うーん、でもハッシュの両親も僕の事を何かと気にかけてくれるんだよな。ハッシュには、僕以外に友達がいないからなぁ。僕がハッシュを独占しているから、ハッシュには友達が出来ないのだと悩んだ時期もあった。でも、彼に友達が出来ないのは、彼の性格にも問題があるからじゃないのか?
まあ、似た者同士って事だな。
「脳裏から記憶を消し去ったら、人格崩壊に繋がらない?考え方が怖いんだけど、ハッシュ・・」
「じゃあ、俺の事を前世の『親友』よりもっと親友にしろよ、ライカ」
「いやー、既に僕たちは親友というには、ヤバい段階に入ってると思うから、ハッシュの為にもこれ以上の関係にはなれないかな・・」
ハッシュ・アルカロイドが泣いた。まあ、無視しよう。
それにしても、僕はアルフレッド・ノーマンの声優をしていた親友に、淡い恋心を抱いていた訳だな。しかも、親友は酒の勢いで一度だけ僕と過ちを犯してしまった。うわー、きっと前世の僕もモブだったから、人気声優のあいつは超絶に困っただろうな。男同士のセックスだものなぁ。それでも、親友ではいてくれたのか・・ふむ、いい奴だ。
しかし、ようやく謎が解けた!!
アルフレッド・ノーマンの声を聴くたびに腰が砕けそうになるのは、実際にあの声で突っ込まれたからだったんだ。

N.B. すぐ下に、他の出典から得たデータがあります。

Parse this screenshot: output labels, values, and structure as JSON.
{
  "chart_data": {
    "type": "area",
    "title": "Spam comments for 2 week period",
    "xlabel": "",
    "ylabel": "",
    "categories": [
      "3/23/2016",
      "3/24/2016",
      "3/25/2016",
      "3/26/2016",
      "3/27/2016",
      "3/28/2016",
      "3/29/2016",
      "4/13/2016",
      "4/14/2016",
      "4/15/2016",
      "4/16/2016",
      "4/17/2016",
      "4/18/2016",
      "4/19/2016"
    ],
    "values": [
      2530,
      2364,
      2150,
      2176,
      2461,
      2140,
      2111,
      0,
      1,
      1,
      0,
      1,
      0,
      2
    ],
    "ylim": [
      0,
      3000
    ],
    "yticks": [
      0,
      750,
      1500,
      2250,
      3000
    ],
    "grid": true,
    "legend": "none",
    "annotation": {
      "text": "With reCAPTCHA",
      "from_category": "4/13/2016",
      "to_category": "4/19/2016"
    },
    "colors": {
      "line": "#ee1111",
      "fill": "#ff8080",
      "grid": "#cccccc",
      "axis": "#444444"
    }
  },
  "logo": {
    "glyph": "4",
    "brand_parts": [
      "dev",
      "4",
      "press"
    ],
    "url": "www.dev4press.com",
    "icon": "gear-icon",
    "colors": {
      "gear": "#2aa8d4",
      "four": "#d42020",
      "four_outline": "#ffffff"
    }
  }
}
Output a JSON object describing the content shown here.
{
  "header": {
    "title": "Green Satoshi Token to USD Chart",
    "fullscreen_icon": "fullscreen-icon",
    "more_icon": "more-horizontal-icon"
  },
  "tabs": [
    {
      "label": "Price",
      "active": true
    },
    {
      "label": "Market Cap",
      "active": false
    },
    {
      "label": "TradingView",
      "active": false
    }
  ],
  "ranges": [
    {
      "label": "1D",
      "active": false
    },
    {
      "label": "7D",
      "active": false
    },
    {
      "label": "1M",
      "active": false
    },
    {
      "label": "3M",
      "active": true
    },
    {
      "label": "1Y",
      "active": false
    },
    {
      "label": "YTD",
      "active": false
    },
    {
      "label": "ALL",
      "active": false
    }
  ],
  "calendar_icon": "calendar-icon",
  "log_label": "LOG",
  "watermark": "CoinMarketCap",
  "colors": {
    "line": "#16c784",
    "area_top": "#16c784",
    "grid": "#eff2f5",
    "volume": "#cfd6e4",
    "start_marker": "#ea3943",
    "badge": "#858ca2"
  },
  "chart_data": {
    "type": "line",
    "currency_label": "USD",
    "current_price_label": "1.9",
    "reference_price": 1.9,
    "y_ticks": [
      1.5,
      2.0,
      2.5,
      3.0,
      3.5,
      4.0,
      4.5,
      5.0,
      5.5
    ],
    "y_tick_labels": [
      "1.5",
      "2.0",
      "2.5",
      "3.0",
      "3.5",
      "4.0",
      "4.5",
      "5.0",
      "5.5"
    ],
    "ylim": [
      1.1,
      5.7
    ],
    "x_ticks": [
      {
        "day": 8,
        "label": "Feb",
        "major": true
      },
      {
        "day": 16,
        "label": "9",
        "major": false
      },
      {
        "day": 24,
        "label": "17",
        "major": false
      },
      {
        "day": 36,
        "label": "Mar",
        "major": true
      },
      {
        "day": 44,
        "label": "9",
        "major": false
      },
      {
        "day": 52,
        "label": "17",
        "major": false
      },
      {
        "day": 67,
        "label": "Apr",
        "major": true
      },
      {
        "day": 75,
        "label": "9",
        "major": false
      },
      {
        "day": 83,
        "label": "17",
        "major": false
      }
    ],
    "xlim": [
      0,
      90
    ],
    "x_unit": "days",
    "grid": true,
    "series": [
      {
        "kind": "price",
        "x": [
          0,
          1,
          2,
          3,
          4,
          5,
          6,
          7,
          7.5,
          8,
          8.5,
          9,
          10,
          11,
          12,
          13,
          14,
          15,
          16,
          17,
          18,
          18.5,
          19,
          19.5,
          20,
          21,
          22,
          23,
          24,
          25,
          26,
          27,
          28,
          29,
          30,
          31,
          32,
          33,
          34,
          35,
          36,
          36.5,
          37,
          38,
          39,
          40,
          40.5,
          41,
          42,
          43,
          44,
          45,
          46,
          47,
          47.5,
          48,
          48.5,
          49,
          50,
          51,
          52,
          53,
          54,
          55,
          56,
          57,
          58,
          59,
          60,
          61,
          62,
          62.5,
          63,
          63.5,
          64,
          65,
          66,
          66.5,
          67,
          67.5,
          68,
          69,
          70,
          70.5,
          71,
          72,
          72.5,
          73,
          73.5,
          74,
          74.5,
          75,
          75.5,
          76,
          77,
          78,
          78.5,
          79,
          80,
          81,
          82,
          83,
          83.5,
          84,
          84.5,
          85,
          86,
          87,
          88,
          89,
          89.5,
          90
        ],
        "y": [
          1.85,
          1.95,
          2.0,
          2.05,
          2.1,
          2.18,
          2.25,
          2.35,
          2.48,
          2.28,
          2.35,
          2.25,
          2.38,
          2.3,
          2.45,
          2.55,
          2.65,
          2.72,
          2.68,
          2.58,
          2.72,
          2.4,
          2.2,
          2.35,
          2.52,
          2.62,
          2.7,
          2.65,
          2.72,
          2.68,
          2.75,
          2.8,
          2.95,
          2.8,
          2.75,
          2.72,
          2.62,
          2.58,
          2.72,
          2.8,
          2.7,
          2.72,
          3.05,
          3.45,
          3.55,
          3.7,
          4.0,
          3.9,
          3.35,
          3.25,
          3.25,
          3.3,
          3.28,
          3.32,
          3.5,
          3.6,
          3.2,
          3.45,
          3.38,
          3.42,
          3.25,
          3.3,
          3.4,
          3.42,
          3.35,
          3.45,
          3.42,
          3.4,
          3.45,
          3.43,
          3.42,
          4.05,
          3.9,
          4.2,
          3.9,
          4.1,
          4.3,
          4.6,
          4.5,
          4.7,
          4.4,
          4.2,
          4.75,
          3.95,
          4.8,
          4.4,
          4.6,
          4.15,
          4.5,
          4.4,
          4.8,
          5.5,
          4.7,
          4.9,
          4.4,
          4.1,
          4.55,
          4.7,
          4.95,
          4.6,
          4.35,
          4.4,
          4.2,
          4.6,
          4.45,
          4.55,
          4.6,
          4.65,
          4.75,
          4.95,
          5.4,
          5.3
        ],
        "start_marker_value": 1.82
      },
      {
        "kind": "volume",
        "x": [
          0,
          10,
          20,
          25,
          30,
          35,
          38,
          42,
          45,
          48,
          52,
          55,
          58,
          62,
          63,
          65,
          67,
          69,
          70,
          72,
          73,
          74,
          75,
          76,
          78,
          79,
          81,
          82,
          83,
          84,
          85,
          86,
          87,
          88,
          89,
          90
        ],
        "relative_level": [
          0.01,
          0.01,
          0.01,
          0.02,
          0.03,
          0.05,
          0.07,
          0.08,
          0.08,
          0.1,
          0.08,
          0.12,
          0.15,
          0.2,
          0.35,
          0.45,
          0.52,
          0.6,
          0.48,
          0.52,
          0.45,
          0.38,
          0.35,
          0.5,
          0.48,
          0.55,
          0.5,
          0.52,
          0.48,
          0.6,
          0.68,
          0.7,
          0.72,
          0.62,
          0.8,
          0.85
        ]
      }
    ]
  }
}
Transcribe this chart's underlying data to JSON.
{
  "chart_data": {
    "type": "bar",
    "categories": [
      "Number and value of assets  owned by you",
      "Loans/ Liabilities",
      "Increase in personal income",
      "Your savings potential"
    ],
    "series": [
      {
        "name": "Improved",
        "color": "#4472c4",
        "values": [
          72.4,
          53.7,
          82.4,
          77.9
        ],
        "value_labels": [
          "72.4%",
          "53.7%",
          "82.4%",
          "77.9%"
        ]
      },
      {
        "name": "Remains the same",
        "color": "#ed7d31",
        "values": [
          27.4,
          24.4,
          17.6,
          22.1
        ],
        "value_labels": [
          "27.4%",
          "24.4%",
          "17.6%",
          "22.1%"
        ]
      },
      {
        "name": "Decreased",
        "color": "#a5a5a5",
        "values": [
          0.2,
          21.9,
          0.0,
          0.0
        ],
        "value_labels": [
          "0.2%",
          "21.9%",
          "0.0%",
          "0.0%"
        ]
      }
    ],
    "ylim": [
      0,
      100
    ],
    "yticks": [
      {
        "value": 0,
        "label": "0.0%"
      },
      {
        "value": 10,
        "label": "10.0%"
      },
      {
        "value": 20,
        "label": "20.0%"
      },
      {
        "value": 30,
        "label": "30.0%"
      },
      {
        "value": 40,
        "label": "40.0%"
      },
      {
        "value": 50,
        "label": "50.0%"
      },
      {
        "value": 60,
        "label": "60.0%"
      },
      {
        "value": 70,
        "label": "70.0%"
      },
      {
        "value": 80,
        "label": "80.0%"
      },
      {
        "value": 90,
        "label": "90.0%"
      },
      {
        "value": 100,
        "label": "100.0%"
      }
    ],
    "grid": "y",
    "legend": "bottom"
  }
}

明日、アルフレッドに逢ったら、声を聴くたびに腰がひたすら砕けそうだ。うん、楽しみ。
◇◇◇◇
「よし、痛み止めが完成した。飲め、ライカ!」
「・・痛みは治まってきたけど一応貰っておくね、ハッシュ」
「絶対に、飲め!」
「う、うん」
なんか、凄く嫌なんだけど。だって、ハッシュ。大麻草を乾燥させた物を少し混ぜてたよね?えー、飲みたくないなあ。足の痛みも減ったし、あとで滅却するか。